The main house loomed ahead, all dark stone and Gothic arches wrapped in climbing ivy. I carried her up the front steps and through the entrance hall, ignoring the startled looks from staff who'd been told to expect my return. Up the curved staircase to the second floor, down the corridor to my private wing where no one entered without explicit permission.
I set her down on the leather sofa in my study, watching how she immediately curled into herself, knees drawn to chest, fingers digging into her own arms hard enough to leave marks.
"You're safe now," I murmured, the lie tasting bitter because I knew—somewhere deep in my gut where instinct lived—that this wasn't her. But I needed to be certain. Needed to test every possibility before I accepted that Damian had played me for a fool. "Let me get you something to eat. Some water."
She nodded without looking at me, and that small gesture of submission sent warning bells clanging through my skull. The real Lirael would have met my eyes, searched for threats, calculated escape routes even while pretending compliance.
I moved to the intercom panel beside the fireplace. "Marcus. Bring food to my study. Something light. And water."
"Yes, sir. Right away."
I returned to crouch before her. "Lirael." Her name felt like a test. "Look at me."
Those silver-grey eyes lifted slowly, and I saw fear in them—genuine terror—but beneath it was only emptiness. No calculation. No defiant spark. Just hollow obedience.

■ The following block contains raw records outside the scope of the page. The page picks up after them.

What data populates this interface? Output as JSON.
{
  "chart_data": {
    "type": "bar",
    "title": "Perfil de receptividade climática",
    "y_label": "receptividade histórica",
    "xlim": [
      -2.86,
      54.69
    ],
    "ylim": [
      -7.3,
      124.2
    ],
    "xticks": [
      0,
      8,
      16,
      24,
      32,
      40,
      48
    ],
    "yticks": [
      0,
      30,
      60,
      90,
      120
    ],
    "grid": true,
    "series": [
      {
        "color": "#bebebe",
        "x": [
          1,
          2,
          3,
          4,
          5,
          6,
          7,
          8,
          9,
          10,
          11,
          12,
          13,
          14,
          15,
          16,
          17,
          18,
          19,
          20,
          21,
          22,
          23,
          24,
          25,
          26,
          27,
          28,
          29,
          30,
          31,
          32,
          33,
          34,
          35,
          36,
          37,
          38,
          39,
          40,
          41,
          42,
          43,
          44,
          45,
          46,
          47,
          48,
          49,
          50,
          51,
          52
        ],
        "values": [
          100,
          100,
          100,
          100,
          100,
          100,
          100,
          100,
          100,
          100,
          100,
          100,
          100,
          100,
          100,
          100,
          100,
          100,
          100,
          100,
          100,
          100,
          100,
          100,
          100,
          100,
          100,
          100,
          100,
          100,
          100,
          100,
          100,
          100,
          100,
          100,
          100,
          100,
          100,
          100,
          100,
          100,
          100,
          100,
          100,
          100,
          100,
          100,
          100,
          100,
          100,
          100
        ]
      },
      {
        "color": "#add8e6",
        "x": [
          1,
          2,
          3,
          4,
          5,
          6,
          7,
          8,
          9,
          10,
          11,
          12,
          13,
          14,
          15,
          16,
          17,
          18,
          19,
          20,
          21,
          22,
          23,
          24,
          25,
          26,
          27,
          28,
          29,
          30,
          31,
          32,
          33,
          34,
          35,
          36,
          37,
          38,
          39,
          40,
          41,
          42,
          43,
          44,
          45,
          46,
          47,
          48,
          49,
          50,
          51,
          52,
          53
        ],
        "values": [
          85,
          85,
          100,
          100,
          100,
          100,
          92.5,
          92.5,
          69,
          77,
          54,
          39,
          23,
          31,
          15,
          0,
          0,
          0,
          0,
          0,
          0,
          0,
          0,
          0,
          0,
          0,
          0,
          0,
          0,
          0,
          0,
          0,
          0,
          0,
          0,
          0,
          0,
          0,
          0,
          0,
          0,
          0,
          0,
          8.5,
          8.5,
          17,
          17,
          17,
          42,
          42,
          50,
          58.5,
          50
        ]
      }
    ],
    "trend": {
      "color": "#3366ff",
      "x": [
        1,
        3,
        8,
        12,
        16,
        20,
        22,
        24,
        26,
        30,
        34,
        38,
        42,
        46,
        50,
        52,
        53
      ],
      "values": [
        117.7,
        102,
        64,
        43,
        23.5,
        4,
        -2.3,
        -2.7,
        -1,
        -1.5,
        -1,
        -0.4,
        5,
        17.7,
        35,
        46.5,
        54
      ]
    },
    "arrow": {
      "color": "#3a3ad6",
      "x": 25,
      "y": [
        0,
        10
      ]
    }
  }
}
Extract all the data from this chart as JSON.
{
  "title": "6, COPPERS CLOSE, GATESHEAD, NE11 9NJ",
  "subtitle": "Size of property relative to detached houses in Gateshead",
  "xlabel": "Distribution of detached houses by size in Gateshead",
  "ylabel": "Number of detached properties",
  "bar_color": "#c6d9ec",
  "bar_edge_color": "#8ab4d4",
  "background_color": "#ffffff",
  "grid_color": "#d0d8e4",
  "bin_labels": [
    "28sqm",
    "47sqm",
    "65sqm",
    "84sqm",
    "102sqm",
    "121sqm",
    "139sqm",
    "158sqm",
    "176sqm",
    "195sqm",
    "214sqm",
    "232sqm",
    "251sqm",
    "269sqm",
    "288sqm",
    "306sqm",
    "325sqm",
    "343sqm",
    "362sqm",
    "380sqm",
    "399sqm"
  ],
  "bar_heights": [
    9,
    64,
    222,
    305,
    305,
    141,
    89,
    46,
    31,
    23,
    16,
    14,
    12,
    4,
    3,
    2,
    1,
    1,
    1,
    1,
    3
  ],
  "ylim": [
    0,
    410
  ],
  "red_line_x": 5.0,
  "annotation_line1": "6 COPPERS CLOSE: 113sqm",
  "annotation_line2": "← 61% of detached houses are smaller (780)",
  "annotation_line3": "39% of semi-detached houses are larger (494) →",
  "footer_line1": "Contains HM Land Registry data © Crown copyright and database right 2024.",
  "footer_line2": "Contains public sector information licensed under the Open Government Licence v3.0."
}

"That's better," I said softly, reaching out to tuck a strand of hair behind her ear. "You ran so far. Quite the adventure for someone who's supposed to be my property."
Her hands tightened on her knees. Still silent. Still playing the confused creature, though I'd seen the real Lirael solve my watch's mechanism in under an hour, had watched her drug a nurse with clinical efficiency.

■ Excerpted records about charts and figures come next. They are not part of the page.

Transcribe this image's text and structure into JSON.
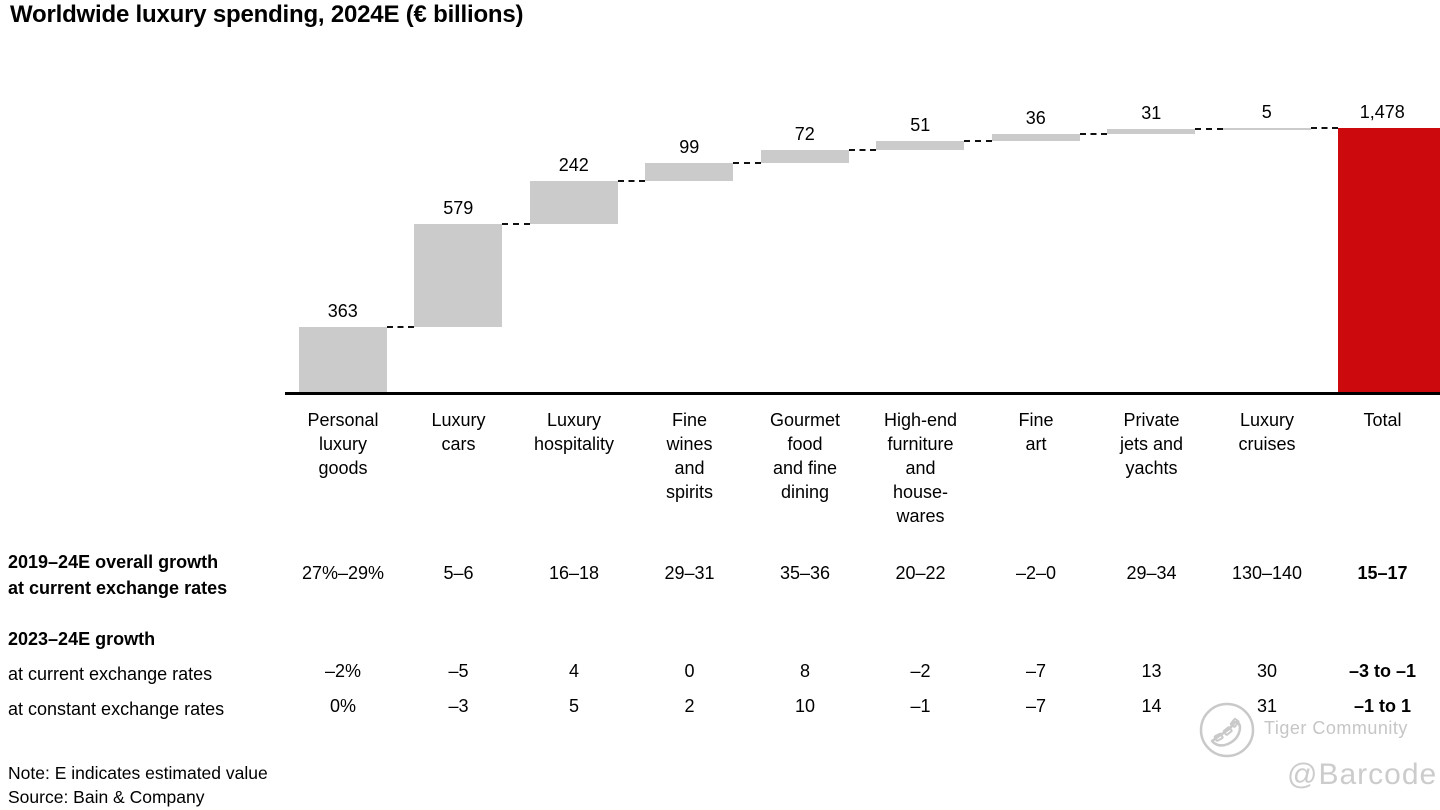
{
  "title": "Worldwide luxury spending, 2024E (€ billions)",
  "chart_data": {
    "type": "bar",
    "subtype": "waterfall",
    "unit": "€ billions",
    "categories": [
      "Personal\nluxury\ngoods",
      "Luxury\ncars",
      "Luxury\nhospitality",
      "Fine\nwines\nand\nspirits",
      "Gourmet\nfood\nand fine\ndining",
      "High-end\nfurniture\nand\nhouse-\nwares",
      "Fine\nart",
      "Private\njets and\nyachts",
      "Luxury\ncruises"
    ],
    "values": [
      363,
      579,
      242,
      99,
      72,
      51,
      36,
      31,
      5
    ],
    "value_labels": [
      "363",
      "579",
      "242",
      "99",
      "72",
      "51",
      "36",
      "31",
      "5"
    ],
    "total": {
      "label": "Total",
      "value": 1478,
      "display": "1,478"
    },
    "ylim": [
      0,
      1478
    ],
    "grid": false,
    "legend": "none",
    "colors": {
      "bar": "#cbcbcb",
      "total": "#cc0a0e",
      "axis": "#000000"
    }
  },
  "table": {
    "rows": [
      {
        "label": "2019–24E overall growth\nat current exchange rates",
        "label_bold": true,
        "values": [
          "27%–29%",
          "5–6",
          "16–18",
          "29–31",
          "35–36",
          "20–22",
          "–2–0",
          "29–34",
          "130–140",
          "15–17"
        ]
      },
      {
        "label": "2023–24E growth",
        "label_bold": true,
        "values": []
      },
      {
        "label": "at current exchange rates",
        "label_bold": false,
        "values": [
          "–2%",
          "–5",
          "4",
          "0",
          "8",
          "–2",
          "–7",
          "13",
          "30",
          "–3 to –1"
        ]
      },
      {
        "label": "at constant exchange rates",
        "label_bold": false,
        "values": [
          "0%",
          "–3",
          "5",
          "2",
          "10",
          "–1",
          "–7",
          "14",
          "31",
          "–1 to 1"
        ]
      }
    ]
  },
  "footer": {
    "note": "Note: E indicates estimated value",
    "source": "Source: Bain & Company"
  },
  "watermark": {
    "community": "Tiger Community",
    "handle": "@Barcode"
  }
}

Marcus arrived with the tray, his expression carefully neutral as he set it on the mahogany desk. "Sir, the full security sweep of the grounds is complete. No signs of tampering. The... acquisition appears genuine."

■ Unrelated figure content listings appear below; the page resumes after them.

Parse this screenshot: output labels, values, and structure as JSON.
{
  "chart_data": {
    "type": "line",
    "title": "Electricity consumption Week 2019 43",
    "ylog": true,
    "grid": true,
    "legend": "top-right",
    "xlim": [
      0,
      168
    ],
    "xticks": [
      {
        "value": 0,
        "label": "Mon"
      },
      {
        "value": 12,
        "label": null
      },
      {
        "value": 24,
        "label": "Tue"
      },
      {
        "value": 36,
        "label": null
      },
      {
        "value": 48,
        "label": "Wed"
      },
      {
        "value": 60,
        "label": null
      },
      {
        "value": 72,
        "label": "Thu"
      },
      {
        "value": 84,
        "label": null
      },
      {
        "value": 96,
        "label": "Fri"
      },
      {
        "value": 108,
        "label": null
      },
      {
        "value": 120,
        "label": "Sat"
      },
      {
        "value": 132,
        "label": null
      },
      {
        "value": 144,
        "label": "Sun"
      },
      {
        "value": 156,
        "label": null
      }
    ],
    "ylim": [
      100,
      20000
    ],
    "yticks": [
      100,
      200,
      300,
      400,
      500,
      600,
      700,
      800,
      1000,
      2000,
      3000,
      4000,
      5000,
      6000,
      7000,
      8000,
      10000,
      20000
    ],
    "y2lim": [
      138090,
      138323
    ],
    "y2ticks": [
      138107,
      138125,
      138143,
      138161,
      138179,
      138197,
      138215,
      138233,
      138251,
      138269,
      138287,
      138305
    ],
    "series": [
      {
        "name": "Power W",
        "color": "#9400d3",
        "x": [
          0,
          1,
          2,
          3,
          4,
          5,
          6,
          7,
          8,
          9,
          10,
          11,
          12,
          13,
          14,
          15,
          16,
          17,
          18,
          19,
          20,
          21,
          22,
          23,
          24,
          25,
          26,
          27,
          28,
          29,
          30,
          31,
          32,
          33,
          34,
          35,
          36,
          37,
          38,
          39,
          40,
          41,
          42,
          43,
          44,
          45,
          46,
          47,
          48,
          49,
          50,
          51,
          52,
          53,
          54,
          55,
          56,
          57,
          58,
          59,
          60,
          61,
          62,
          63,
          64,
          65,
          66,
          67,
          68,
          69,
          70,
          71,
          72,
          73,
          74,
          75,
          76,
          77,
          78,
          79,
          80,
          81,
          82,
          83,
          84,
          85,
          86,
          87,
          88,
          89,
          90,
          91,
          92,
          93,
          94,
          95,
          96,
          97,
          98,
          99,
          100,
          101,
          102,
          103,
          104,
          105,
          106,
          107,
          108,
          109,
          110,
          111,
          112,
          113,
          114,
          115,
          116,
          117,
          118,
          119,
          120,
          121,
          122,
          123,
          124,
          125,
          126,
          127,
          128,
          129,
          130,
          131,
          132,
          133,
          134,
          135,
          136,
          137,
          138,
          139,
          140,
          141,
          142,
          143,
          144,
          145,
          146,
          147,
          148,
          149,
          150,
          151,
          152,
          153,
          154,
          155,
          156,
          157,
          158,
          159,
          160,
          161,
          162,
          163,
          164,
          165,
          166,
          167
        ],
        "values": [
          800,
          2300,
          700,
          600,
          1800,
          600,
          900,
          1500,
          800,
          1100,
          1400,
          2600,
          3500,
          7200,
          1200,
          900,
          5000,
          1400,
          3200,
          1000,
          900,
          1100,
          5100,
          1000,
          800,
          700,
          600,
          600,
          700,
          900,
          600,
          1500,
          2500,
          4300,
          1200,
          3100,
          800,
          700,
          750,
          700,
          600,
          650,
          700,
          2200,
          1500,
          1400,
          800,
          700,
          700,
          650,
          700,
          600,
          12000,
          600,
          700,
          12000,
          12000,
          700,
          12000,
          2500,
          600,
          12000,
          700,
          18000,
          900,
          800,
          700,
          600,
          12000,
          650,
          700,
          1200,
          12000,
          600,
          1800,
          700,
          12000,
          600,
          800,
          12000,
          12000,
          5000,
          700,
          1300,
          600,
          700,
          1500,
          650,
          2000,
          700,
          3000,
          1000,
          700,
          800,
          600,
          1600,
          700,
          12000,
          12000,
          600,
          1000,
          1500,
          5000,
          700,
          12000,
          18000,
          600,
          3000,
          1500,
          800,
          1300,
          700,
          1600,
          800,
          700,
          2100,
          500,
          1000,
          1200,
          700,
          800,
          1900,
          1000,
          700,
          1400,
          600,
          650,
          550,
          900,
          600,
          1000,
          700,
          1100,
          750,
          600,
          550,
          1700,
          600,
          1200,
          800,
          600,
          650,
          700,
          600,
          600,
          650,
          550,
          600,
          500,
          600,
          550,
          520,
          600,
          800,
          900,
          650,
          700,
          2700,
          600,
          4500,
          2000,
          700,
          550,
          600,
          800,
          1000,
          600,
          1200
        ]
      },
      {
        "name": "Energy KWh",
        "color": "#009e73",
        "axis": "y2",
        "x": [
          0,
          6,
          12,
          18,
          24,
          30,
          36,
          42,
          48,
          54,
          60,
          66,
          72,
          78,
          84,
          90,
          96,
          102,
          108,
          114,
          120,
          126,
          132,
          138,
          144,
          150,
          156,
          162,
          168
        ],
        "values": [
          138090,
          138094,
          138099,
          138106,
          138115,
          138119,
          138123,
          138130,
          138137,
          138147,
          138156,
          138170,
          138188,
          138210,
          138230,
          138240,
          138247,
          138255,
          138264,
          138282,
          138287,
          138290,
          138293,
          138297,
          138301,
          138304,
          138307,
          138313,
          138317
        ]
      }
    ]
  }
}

I caught the hesitation before 'acquisition' and knew he had doubts too. "Thank you, Marcus. Initiate lockdown protocol seven. Every gate monitored, every surveillance feed recording. Post guards at the perimeter."
"Understood, sir."
The door closed behind him with a soft click that echoed through the study like a cell door sealing shut.
I settled beside her on the sofa, close enough that our thighs touched, and picked up a strawberry. "Eat. You've lost weight." When she didn't move, I brought the fruit to her lips. "Open."
She obeyed mechanically, and I fed her piece by piece, watching her throat work with each swallow. The intimacy should have satisfied something in me, but instead it felt like going through motions.
"Why did you run?" I asked quietly, thumb tracing the beauty mark at the corner of her eye. "Was I really so terrible?"
Her breath hitched. "I... I was scared."
The words came out broken and small. This was the voice from the surgery, frightened and vulnerable. But the real Lirael had been scared and defiant, had trembled and fought back.
This woman just cried.
"Come," I said abruptly, rising. "Let's get you cleaned up. We both need showers, and we might as well save time."
I watched her face carefully, looking for that flash of calculation. Instead, she just took my hand with visible reluctance and let me lead her through the connecting door to my bedroom, then into the master bathroom beyond.
The space was all black marble and brushed steel. I turned on the taps in the oversized shower, adjusting the temperature while she stood frozen in the doorway.
"Strip," I commanded. This was the moment. The real Lirael would fight me here, would make me work for every inch of exposed skin.
This woman simply pulled off her dress with mechanical efficiency. No hesitation. No modesty. Just obedience.
Something cold settled in my chest, but I pushed forward. Maybe she was just that traumatized.